«der arbeitsmarkt» 12/2014TEXT: paola pittonFOTO: Stefan Zürrer
Glaubensarbeit

In Gottes Namen

Die religiöse Landschaft der Schweiz hat sich in den letzten vier Jahrzehnten verändert. So kamen mit den Migranten neue Religionen, und die Zahl der Konfessionslosen stieg von 1 auf über 20 Prozent. Demgegenüber haben die Landeskirchen nicht nur Mitglieder verloren – waren 1970 noch 95 Prozent der Bevölkerung katholisch oder reformiert, sank ihre Zahl gemäss Bundesamt für Statistik auf 65 Prozent im Jahr 2012. Zudem haben heute zwei Drittel der Christen ein distanziertes Verhältnis zur Kirche: Sie bezahlen Kirchensteuer, gehen aber kaum hin. Anders die Freikirchen. Diese erlebten wachsenden Zulauf, und für ihre Mitglieder sind Glaube und der Besuch von Gottesdiensten wichtig. Das zeigt eine aktuelle Nationalfondsstudie.

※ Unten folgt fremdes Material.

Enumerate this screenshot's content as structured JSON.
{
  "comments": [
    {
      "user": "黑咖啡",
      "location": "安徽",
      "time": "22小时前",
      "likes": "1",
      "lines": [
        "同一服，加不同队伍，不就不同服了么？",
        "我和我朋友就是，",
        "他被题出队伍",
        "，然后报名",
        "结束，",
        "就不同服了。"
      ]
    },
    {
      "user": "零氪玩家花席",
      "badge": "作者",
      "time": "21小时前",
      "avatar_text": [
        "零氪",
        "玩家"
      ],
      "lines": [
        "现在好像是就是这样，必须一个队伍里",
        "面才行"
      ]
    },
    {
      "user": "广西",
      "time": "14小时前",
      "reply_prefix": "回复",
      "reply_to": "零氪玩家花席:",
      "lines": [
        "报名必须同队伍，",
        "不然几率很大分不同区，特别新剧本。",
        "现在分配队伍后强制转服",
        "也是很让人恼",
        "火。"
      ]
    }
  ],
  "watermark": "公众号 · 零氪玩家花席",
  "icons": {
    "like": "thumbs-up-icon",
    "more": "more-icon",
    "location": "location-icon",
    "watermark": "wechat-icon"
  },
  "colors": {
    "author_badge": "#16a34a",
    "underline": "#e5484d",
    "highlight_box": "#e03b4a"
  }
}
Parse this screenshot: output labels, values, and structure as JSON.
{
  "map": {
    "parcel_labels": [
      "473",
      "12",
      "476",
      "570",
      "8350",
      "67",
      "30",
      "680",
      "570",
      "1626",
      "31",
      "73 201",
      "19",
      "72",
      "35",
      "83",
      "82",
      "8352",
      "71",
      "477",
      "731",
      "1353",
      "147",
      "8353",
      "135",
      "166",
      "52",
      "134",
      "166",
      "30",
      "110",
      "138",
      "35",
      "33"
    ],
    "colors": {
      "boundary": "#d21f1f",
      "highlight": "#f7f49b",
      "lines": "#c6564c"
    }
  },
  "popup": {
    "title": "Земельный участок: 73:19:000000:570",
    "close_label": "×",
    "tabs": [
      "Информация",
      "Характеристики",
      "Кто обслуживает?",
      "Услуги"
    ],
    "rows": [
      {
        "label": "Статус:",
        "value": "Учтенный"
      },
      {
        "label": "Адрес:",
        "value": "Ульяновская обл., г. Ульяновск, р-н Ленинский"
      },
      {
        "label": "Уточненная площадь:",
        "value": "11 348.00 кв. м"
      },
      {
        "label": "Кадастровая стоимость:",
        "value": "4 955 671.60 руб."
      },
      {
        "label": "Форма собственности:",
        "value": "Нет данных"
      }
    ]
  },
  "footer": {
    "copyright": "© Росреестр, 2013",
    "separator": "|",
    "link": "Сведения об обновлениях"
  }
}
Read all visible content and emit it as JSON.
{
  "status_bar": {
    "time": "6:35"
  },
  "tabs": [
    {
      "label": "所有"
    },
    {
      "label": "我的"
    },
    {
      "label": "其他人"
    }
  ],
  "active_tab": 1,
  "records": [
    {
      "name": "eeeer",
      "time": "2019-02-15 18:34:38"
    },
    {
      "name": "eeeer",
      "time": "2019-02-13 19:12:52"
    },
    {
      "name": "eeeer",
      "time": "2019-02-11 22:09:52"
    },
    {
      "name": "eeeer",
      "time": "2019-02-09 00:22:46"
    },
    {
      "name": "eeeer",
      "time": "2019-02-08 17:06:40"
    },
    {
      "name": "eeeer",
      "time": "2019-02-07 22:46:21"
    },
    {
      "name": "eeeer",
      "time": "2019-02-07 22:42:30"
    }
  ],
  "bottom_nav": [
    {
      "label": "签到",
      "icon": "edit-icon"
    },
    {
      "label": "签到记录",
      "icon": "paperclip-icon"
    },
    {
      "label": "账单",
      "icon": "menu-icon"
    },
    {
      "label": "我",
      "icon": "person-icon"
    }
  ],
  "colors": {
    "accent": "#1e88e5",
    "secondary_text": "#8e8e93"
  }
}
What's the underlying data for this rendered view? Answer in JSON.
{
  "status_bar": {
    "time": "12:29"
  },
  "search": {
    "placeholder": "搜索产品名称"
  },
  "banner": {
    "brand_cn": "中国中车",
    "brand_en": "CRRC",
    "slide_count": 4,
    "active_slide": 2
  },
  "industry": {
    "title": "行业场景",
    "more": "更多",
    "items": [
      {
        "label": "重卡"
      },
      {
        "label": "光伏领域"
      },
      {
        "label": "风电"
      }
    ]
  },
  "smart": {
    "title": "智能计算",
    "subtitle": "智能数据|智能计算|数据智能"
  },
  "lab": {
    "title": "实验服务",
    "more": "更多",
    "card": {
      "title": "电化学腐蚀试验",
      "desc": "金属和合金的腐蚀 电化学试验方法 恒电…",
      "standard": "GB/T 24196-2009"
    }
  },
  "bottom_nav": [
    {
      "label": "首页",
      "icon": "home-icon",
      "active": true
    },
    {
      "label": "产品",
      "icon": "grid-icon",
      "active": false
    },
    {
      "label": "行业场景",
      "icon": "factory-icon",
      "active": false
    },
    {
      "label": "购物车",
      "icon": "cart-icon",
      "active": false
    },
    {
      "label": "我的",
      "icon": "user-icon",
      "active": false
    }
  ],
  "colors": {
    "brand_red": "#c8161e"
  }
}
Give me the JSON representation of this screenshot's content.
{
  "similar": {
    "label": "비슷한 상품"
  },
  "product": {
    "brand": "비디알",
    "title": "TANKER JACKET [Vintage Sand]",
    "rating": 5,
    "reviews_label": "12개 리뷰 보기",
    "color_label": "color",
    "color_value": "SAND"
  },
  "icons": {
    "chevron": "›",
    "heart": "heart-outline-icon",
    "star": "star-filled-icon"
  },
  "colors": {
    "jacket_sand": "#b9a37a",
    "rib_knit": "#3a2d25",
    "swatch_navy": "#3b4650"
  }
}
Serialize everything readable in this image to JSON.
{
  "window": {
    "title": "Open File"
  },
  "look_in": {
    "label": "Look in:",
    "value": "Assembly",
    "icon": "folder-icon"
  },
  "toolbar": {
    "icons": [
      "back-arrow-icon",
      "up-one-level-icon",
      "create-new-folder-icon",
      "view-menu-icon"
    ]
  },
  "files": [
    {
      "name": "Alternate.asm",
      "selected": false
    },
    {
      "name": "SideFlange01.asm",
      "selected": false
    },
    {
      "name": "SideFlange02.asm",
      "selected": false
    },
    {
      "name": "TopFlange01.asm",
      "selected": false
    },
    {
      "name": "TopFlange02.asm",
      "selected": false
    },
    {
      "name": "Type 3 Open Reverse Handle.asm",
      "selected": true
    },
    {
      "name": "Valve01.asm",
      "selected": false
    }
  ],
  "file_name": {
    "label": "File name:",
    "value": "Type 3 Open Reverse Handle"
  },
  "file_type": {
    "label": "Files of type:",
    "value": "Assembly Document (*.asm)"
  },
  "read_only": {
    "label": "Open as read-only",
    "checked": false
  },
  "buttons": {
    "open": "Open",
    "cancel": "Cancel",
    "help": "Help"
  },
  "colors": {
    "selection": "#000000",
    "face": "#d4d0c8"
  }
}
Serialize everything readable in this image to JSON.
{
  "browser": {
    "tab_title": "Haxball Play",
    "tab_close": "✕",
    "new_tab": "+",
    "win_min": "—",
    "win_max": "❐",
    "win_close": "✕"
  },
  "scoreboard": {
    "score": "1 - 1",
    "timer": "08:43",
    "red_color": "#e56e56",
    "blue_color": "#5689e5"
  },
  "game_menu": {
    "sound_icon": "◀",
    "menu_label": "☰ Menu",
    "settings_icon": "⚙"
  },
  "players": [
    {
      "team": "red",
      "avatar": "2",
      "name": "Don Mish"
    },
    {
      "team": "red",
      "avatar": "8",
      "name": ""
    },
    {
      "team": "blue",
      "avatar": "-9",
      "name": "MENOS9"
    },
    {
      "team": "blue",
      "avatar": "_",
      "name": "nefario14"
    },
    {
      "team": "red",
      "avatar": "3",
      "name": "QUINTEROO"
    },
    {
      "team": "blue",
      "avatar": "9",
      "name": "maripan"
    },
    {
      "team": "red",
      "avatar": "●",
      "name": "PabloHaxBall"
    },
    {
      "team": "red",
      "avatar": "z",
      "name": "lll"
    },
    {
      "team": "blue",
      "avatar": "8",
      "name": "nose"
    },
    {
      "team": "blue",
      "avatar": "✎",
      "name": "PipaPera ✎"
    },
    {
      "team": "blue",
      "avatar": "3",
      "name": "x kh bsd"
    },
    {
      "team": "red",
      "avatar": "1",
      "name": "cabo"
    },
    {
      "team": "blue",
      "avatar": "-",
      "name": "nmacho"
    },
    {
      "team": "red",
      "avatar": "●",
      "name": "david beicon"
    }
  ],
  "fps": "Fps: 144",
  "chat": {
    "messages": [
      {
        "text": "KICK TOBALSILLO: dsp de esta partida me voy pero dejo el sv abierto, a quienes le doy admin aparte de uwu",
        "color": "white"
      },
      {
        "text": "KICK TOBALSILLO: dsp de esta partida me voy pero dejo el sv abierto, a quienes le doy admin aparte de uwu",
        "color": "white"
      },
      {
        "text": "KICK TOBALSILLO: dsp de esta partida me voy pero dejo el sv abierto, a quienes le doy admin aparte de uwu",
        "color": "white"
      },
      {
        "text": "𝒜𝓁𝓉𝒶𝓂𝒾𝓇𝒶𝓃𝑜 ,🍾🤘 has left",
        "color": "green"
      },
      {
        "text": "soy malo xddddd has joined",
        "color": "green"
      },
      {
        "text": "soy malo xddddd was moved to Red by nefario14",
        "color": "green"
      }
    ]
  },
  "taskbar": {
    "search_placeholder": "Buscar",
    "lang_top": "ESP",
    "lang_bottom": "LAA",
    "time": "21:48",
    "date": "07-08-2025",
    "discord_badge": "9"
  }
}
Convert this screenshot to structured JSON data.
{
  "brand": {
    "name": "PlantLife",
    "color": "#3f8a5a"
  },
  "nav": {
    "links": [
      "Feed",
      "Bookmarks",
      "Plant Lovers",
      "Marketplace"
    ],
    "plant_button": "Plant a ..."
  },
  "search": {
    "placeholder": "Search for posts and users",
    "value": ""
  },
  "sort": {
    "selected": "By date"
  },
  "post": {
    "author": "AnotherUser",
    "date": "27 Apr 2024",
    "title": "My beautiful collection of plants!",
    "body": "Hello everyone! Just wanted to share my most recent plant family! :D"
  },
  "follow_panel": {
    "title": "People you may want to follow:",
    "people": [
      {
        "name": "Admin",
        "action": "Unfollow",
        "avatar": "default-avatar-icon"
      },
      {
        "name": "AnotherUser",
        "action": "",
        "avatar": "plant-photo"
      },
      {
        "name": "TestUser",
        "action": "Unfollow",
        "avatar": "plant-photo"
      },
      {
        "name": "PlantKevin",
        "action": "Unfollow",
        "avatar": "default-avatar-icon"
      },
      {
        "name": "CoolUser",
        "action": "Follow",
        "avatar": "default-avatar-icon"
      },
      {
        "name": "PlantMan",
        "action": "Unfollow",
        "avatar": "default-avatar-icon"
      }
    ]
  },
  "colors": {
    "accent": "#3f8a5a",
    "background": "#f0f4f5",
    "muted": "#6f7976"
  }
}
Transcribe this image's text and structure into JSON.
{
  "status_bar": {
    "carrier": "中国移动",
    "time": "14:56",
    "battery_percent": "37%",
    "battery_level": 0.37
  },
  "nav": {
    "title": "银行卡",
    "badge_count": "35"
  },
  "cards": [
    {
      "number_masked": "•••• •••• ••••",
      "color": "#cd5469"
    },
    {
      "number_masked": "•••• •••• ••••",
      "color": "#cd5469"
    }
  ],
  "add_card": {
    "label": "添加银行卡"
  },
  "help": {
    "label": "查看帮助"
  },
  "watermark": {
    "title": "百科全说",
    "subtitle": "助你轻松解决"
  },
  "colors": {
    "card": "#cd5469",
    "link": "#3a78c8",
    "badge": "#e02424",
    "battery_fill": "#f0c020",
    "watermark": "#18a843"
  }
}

Im Umfeld von Glaube und Religion üben zahlreiche Personen vielfältige Berufe aus – die Päpstliche Schweizergarde ist wohl das spektakulärste Beispiel. Auf den nächsten Seiten stellen wir weniger bekannte Tätigkeiten und Arbeitnehmende vor. Sie kommen aus dem Umkreis der Freikirchen (5,7 Prozent Konfessionszugehörige), der jüdischen (0,3 Prozent) und der islamischen Glaubensgemeinschaften (4,9 Prozent). In der Weihnachtszeit fallen sie mit ihren Uniformen und ihrem gitarrenbegleiteten Gesang in der Fussgängerzone auf. Das ganze Jahr über, einmal die Woche nachts, sind zwei Frauen für die Heilsarmee im Zürcher Rotlichtmilieu unterwegs. Sie gehen zu den Tänzerinnen und Prostituierten, sie bieten ihnen heisse Suppe sowie einen geheizten Treffpunkt an und nur auf Wunsch Bibelworte. Der Glaube regelt den privaten wie den geschäftlichen Tagesablauf eines jüdisch-orthodoxen Kaufmanns und Geschäftsinhabers. Nur begleitet von einem Aufseher, der die Einhaltung der jüdischen Speisegesetze kontrolliert, darf er seinen «erlaubten» Käse und seine koschere Schokolade herstellen lassen. Nicht weniger akribisch wacht ein islamischer Rechtsgelehrter darüber, ob der Vorschlag für ein bestimmtes Bankgeschäft mit dem Islam kompatibel ist, dass also zum Beispiel nicht spekuliert wird. Der Banker mit syrisch-deutschen Wurzeln, der seine Kunden in der Schweiz berät, baute das islamische Banking zuvor bei UBS und Credit Suisse mit auf. Sein Geld legt er nicht nur nach diesem Finanzsystem an.

Einen neuen Weg zu einem etablierten Beruf gehen die evangelisch-reformierten Landeskirchen. Obwohl sich ihr Anteil seit 1970 auf 27 Prozent fast halbiert hat, rechnen die Reformierten damit, dass ihnen in wenigen Jahren die Pfarrpersonen fehlen werden. Abhilfe schaffen soll ein mit der Theologischen Fakultät der Universität Bern durchgeführtes, einmaliges Quereinsteigerstudium für Akademiker.